Je n'ai aucun doute sur la sincérité de l'ASN du point de vue de ses intentions : elles sont louables et je les partage largement.
Le travail documentaire que j'ai présenté a été fait à partir de documents parfaitement accessibles. C'est d'ailleurs la grande différence avec la situation qui prévalait en 1986, lors de la création de la CRIIRAD. À l'époque, c'était « circulez, il n'y a rien à voir ! ». Aujourd'hui, l'information est en effet disponible, sauf qu'elle est tellement complexe qu'il faut la décrypter, la travailler, ce qui demande des compétences. Elle n'est donc pas à la portée du citoyen de base. Une grande partie du travail de la CRIIRAD consiste précisément à vulgariser ce genre de dossier pour le rendre compréhensible, pour que le citoyen puisse voir où il y a eu des dysfonctionnements. Une des missions de la CRIIRAD, c'est donc de fouiller dans des éléments juridiques, documentaires, pour les mettre à la disposition des citoyens.
Je pense que l'ASN n'a pas tous les outils pour pouvoir assumer parfaitement son travail. On peut citer des cas où l'ASN a pointé du doigt des problèmes – pas tous –, sans être en mesure d'exiger des exploitants, EDF et Areva, de respecter les règles qu'ils s'étaient engagés eux-mêmes à respecter. Je ne sais si c'est dû à un manque de volonté de sa part – c'est un constat, pas un procès d'intention. EDF et Areva connaissaient la feuille de route pour la construction de l'EPR. Mais, dès le départ, il y a eu un dérapage. J'avais eu l'occasion de rencontrer M. Lacoste en 2005-2006 : il était effondré. Il a eu conscience qu'un tas de choses lui échappaient et il a essayé de redresser la situation.

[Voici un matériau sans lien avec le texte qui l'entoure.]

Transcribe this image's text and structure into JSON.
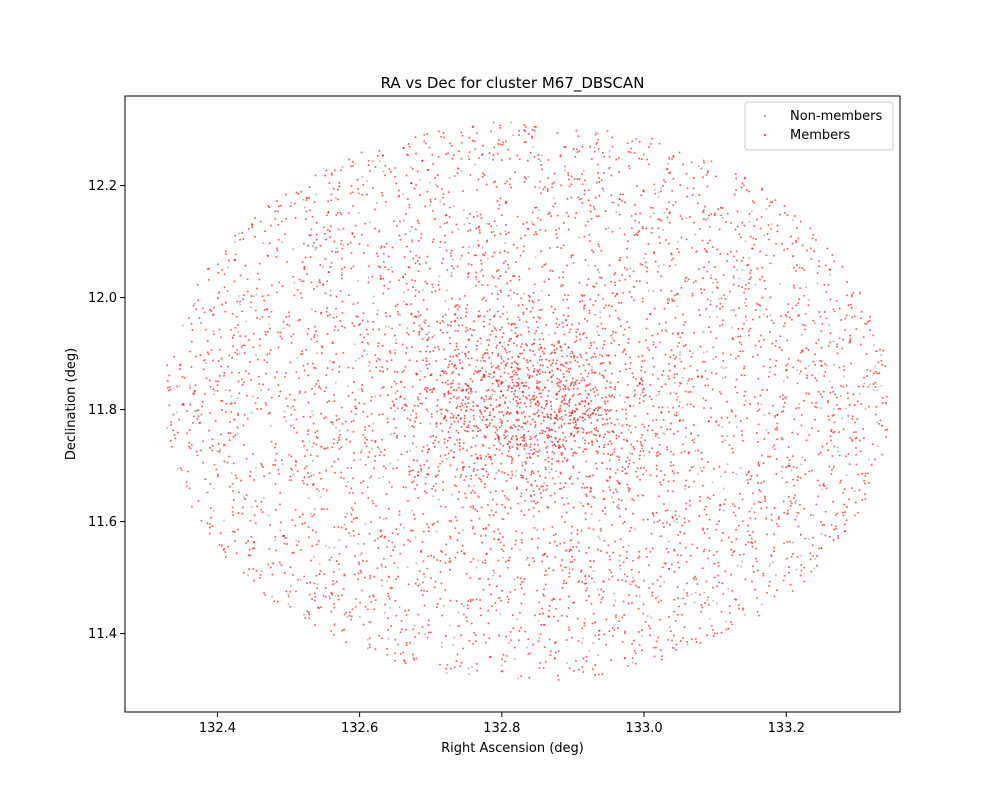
{
  "chart_data": {
    "type": "scatter",
    "title": "RA vs Dec for cluster M67_DBSCAN",
    "xlabel": "Right Ascension (deg)",
    "ylabel": "Declination (deg)",
    "xlim": [
      132.27,
      133.36
    ],
    "ylim": [
      11.26,
      12.36
    ],
    "x_ticks": [
      "132.4",
      "132.6",
      "132.8",
      "133.0",
      "133.2"
    ],
    "y_ticks": [
      "11.4",
      "11.6",
      "11.8",
      "12.0",
      "12.2"
    ],
    "legend_position": "top-right",
    "grid": false,
    "field": {
      "center_ra": 132.835,
      "center_dec": 11.815,
      "radius_ra_deg": 0.51,
      "radius_dec_deg": 0.5
    },
    "cluster_core": {
      "ra": 132.84,
      "dec": 11.81
    },
    "series": [
      {
        "name": "Non-members",
        "color": "#808080",
        "marker": "dot",
        "approx_count": 700,
        "distribution": "uniform over circular field"
      },
      {
        "name": "Members",
        "color": "#ff0000",
        "marker": "dot",
        "approx_count": 5200,
        "distribution": "uniform over circular field with central concentration"
      }
    ]
  }
}
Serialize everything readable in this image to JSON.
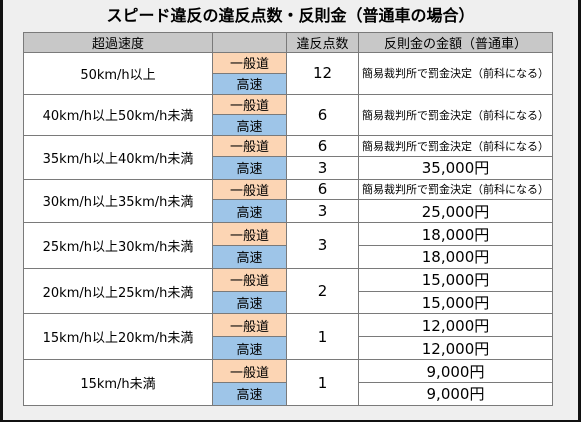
{
  "title": "スピード違反の違反点数・反則金（普通車の場合）",
  "headers": {
    "speed": "超過速度",
    "road": "",
    "points": "違反点数",
    "fine": "反則金の金額（普通車）"
  },
  "rows": [
    {
      "speed": "50km/h以上",
      "general": "一般道",
      "highway": "高速",
      "points_single": "12",
      "fine_single": "簡易裁判所で罰金決定（前科になる）"
    },
    {
      "speed": "40km/h以上50km/h未満",
      "general": "一般道",
      "highway": "高速",
      "points_single": "6",
      "fine_single": "簡易裁判所で罰金決定（前科になる）"
    },
    {
      "speed": "35km/h以上40km/h未満",
      "general": "一般道",
      "highway": "高速",
      "points_general": "6",
      "points_highway": "3",
      "fine_general": "簡易裁判所で罰金決定（前科になる）",
      "fine_highway": "35,000円"
    },
    {
      "speed": "30km/h以上35km/h未満",
      "general": "一般道",
      "highway": "高速",
      "points_general": "6",
      "points_highway": "3",
      "fine_general": "簡易裁判所で罰金決定（前科になる）",
      "fine_highway": "25,000円"
    },
    {
      "speed": "25km/h以上30km/h未満",
      "general": "一般道",
      "highway": "高速",
      "points_single": "3",
      "fine_general": "18,000円",
      "fine_highway": "18,000円"
    },
    {
      "speed": "20km/h以上25km/h未満",
      "general": "一般道",
      "highway": "高速",
      "points_single": "2",
      "fine_general": "15,000円",
      "fine_highway": "15,000円"
    },
    {
      "speed": "15km/h以上20km/h未満",
      "general": "一般道",
      "highway": "高速",
      "points_single": "1",
      "fine_general": "12,000円",
      "fine_highway": "12,000円"
    },
    {
      "speed": "15km/h未満",
      "general": "一般道",
      "highway": "高速",
      "points_single": "1",
      "fine_general": "9,000円",
      "fine_highway": "9,000円"
    }
  ]
}
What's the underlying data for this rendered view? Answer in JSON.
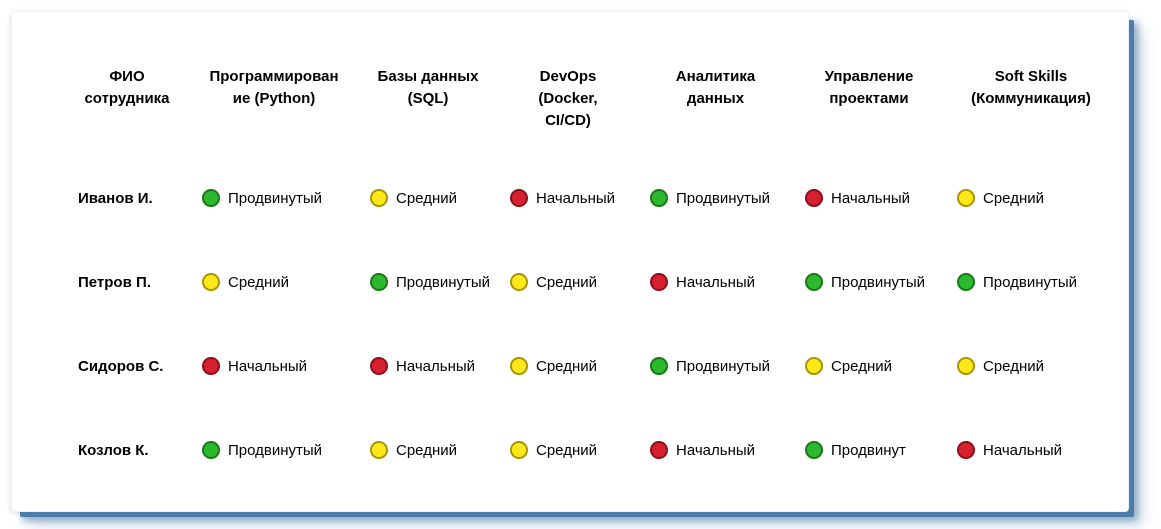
{
  "frame": {
    "background": "#ffffff",
    "border_color": "#4e7dab"
  },
  "status_colors": {
    "green": {
      "fill": "#2db92d",
      "border": "#187818"
    },
    "yellow": {
      "fill": "#ffe81a",
      "border": "#a69500"
    },
    "red": {
      "fill": "#d62030",
      "border": "#8b0f1a"
    }
  },
  "chart_data": {
    "type": "table",
    "title": "",
    "columns": [
      {
        "lines": [
          "ФИО",
          "сотрудника"
        ]
      },
      {
        "lines": [
          "Программирован",
          "ие (Python)"
        ]
      },
      {
        "lines": [
          "Базы данных",
          "(SQL)"
        ]
      },
      {
        "lines": [
          "DevOps",
          "(Docker,",
          "CI/CD)"
        ]
      },
      {
        "lines": [
          "Аналитика",
          "данных"
        ]
      },
      {
        "lines": [
          "Управление",
          "проектами"
        ]
      },
      {
        "lines": [
          "Soft Skills",
          "(Коммуникация)"
        ]
      }
    ],
    "rows": [
      {
        "name": "Иванов И.",
        "skills": [
          {
            "level": "Продвинутый",
            "status": "green"
          },
          {
            "level": "Средний",
            "status": "yellow"
          },
          {
            "level": "Начальный",
            "status": "red"
          },
          {
            "level": "Продвинутый",
            "status": "green"
          },
          {
            "level": "Начальный",
            "status": "red"
          },
          {
            "level": "Средний",
            "status": "yellow"
          }
        ]
      },
      {
        "name": "Петров П.",
        "skills": [
          {
            "level": "Средний",
            "status": "yellow"
          },
          {
            "level": "Продвинутый",
            "status": "green"
          },
          {
            "level": "Средний",
            "status": "yellow"
          },
          {
            "level": "Начальный",
            "status": "red"
          },
          {
            "level": "Продвинутый",
            "status": "green"
          },
          {
            "level": "Продвинутый",
            "status": "green"
          }
        ]
      },
      {
        "name": "Сидоров С.",
        "skills": [
          {
            "level": "Начальный",
            "status": "red"
          },
          {
            "level": "Начальный",
            "status": "red"
          },
          {
            "level": "Средний",
            "status": "yellow"
          },
          {
            "level": "Продвинутый",
            "status": "green"
          },
          {
            "level": "Средний",
            "status": "yellow"
          },
          {
            "level": "Средний",
            "status": "yellow"
          }
        ]
      },
      {
        "name": "Козлов К.",
        "skills": [
          {
            "level": "Продвинутый",
            "status": "green"
          },
          {
            "level": "Средний",
            "status": "yellow"
          },
          {
            "level": "Средний",
            "status": "yellow"
          },
          {
            "level": "Начальный",
            "status": "red"
          },
          {
            "level": "Продвинут",
            "status": "green"
          },
          {
            "level": "Начальный",
            "status": "red"
          }
        ]
      }
    ]
  }
}
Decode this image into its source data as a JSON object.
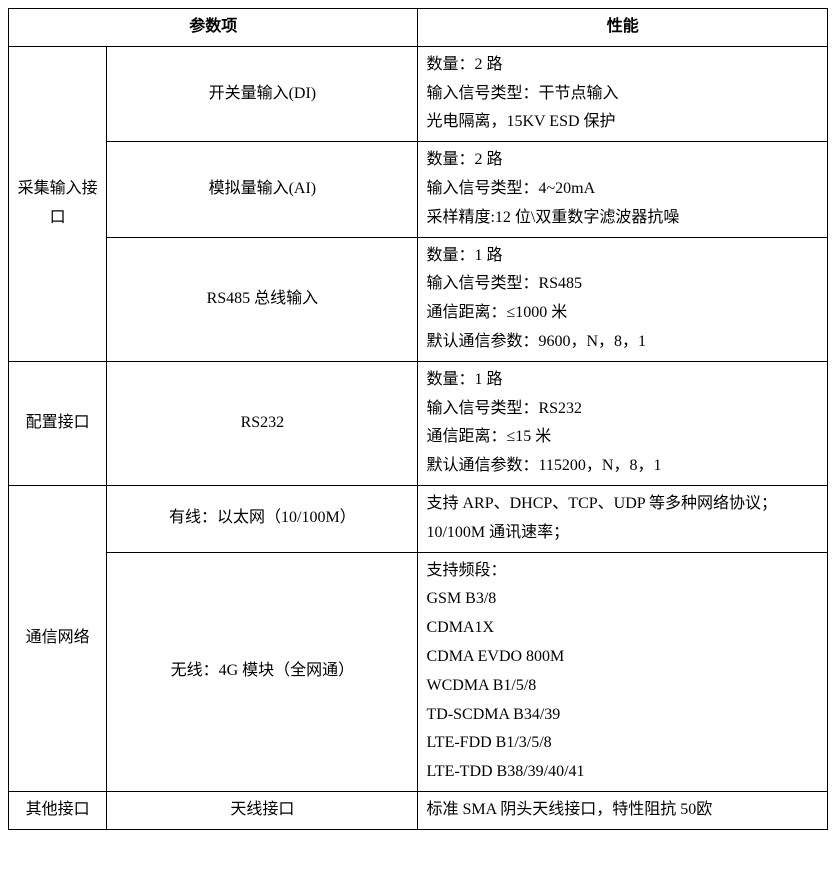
{
  "table": {
    "headers": {
      "param": "参数项",
      "performance": "性能"
    },
    "categories": [
      {
        "name": "采集输入接口",
        "rows": [
          {
            "param": "开关量输入(DI)",
            "perf": [
              "数量：2 路",
              "输入信号类型：干节点输入",
              "光电隔离，15KV ESD 保护"
            ]
          },
          {
            "param": "模拟量输入(AI)",
            "perf": [
              "数量：2 路",
              "输入信号类型：4~20mA",
              "采样精度:12 位\\双重数字滤波器抗噪"
            ]
          },
          {
            "param": "RS485 总线输入",
            "perf": [
              "数量：1 路",
              "输入信号类型：RS485",
              "通信距离：≤1000 米",
              "默认通信参数：9600，N，8，1"
            ]
          }
        ]
      },
      {
        "name": "配置接口",
        "rows": [
          {
            "param": "RS232",
            "perf": [
              "数量：1 路",
              "输入信号类型：RS232",
              "通信距离：≤15 米",
              "默认通信参数：115200，N，8，1"
            ]
          }
        ]
      },
      {
        "name": "通信网络",
        "rows": [
          {
            "param": "有线：以太网（10/100M）",
            "perf": [
              "支持 ARP、DHCP、TCP、UDP 等多种网络协议；",
              "10/100M 通讯速率；"
            ]
          },
          {
            "param": "无线：4G 模块（全网通）",
            "perf": [
              "支持频段：",
              "GSM B3/8",
              "CDMA1X",
              "CDMA EVDO 800M",
              "WCDMA B1/5/8",
              "TD-SCDMA B34/39",
              "LTE-FDD B1/3/5/8",
              "LTE-TDD B38/39/40/41"
            ]
          }
        ]
      },
      {
        "name": "其他接口",
        "rows": [
          {
            "param": "天线接口",
            "perf": [
              "标准 SMA 阴头天线接口，特性阻抗 50欧"
            ]
          }
        ]
      }
    ]
  },
  "styling": {
    "font_family": "SimSun",
    "font_size_pt": 12,
    "border_color": "#000000",
    "background_color": "#ffffff",
    "text_color": "#000000",
    "line_height": 1.8,
    "column_widths_pct": [
      12,
      38,
      50
    ]
  }
}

Mais cela nous ramène au pouvoir de l'ASN. Comment peut-elle agir ? Elle pointe du doigt des problèmes et demande à l'exploitant d'agir, mais celui-ci joue la montre et attend. Au début, l'ASN envoie une simple lettre, puis une deuxième lettre, puis une décision, puis une lettre de suite, puis une mise en demeure. Mais l'exploitant joue la montre. Le timing, c'est celui de l'exploitant : quand il a envie de donner les informations, il les donne. Mais ce sont les informations qu'il a élaborées avec ses propres outils. On est dans l'auto-contrôle des pièces. L'ASN n'a pas les outils du contrôle : elle vérifie que le contrôle a été fait. Cette autorité manque réellement de moyens humains et financiers et de moyens de coercition. L'ASN est un gendarme – M. Lacoste aimait bien se faire appeler « le gendarme du nucléaire », mais n'est pas comparable à celui que l'on rencontre sur la route.